Furthermore, the value of the victim's in-court identification was enhanced by the trial court's erroneous instruction that the victim made an out-of-court identification of defendant. During the identification jury instruction, the court advised that the State presented the victim as a witness and he identified defendant in court as the person who committed the crime. The court went on to instruct that "[t]he State also presented the testimony that on a prior occasion before this trial [the victim] identified the defendant and aided in the preparation of a composite drawing." Where, as here, the defense was misidentification, the erroneous instruction on that material issue is presumed to be reversible error. State v. Marshall, 173 N.J. 343, 359 (2002).
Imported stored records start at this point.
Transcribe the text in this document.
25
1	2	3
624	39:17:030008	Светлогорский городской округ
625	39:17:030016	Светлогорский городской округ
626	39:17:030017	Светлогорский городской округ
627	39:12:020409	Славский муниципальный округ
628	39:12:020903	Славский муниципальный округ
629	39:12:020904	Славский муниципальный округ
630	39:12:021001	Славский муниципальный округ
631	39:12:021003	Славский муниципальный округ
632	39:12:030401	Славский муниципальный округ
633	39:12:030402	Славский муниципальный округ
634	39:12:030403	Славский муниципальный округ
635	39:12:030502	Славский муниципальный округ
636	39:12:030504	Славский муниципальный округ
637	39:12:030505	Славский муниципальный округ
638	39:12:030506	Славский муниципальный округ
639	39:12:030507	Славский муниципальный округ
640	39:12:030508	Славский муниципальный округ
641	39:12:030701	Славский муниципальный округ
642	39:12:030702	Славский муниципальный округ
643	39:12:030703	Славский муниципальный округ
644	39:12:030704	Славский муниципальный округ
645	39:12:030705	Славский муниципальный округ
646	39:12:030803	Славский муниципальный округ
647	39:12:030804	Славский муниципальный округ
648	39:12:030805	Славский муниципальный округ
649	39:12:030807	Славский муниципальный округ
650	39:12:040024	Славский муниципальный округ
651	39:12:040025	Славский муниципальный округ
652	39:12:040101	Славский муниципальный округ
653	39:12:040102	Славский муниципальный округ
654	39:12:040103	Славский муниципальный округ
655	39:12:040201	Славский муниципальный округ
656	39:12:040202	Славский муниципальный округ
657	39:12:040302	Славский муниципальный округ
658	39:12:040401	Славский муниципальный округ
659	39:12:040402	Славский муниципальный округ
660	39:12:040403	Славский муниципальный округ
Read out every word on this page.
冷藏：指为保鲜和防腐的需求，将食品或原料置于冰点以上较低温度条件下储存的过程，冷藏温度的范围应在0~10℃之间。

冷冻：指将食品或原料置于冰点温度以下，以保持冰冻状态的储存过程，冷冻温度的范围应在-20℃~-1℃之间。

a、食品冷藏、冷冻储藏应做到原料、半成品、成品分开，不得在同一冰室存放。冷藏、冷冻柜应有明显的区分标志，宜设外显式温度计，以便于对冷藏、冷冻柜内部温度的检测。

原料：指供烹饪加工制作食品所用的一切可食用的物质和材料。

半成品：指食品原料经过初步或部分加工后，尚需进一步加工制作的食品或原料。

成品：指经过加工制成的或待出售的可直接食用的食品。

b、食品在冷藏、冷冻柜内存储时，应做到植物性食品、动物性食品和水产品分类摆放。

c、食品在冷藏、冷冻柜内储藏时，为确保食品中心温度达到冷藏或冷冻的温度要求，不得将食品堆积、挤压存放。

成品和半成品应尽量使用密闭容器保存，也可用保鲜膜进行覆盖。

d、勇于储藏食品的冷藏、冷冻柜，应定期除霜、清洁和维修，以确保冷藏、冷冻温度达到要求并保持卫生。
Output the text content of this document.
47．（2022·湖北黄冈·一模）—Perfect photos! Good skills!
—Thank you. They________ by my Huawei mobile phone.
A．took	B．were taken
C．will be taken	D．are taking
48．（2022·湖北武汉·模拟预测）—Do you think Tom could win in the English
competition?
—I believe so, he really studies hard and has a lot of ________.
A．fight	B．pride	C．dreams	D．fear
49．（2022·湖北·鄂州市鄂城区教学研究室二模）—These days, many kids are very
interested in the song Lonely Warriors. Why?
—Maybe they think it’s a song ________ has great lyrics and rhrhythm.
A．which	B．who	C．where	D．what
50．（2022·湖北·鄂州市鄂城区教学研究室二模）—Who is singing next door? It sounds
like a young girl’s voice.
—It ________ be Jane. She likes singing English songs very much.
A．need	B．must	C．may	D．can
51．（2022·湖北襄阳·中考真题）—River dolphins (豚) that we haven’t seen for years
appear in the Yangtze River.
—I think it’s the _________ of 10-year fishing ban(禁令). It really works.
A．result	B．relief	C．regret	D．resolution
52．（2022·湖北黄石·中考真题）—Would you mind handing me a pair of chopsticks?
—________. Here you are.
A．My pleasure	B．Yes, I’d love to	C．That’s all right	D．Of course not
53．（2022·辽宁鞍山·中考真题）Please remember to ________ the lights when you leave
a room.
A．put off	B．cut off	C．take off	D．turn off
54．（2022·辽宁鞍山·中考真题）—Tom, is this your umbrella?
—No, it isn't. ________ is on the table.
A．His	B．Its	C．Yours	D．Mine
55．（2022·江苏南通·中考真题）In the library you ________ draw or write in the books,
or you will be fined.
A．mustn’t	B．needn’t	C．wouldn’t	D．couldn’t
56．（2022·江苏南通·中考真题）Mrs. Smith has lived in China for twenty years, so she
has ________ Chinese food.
Contrary to the State's argument that the court's comment about the out-of-court identification was "a fleeting mention in the entirety of his charge regarding identification," the judge went on to reference the out-of-court identification six more times in instructing the jury how to evaluate the identifications. We note the State's argument that the instruction was generally accurate because the victim testified that when he viewed the array:
I saw [defendant], that I thought was [defendant] and some of these pictures look incredibly similar to one another. And I kept staring at these two and it was, I could take a guess I could say it's that one, and I have a [fifty] percent chance of being correct. And I kept looking at the two. And then I just bailed. I said I can't say one hundred percent of the time that's him because they look - what if I pick the wrong one and that guy gets in trouble? So I chose instead of guessing at a 50/50 chance of being right I just said no, I can't say [one hundred] percent of the time. And they look close to together. The one I was leaning to was [defendant] . . . .The emphasis by the court on the out-of-court identification, however, could very well have swayed the jury to think that that non-identification was actually an out-of-court identification that they should consider.
Without the statements, the paucity of clear evidence of defendant's guilt leads us to conclude that the failure to give the Hampton-Kociolek charge also warrants reversal. This is one of those "rare cases" where the failure to give both of those charges, in combination with the erroneous identification charge and the admission of the hearsay information that either impliedly or directly suggested that non-testifying witnesses implicated defendant in the crime, constrain us to reverse defendant's convictions.
IV.
In light of our decision, we need not consider defendant's Point IV sentencing arguments.
Reversed and remanded. We do not retain jurisdiction. I hereby certify that the foregoing is a true copy of the original on file in my office.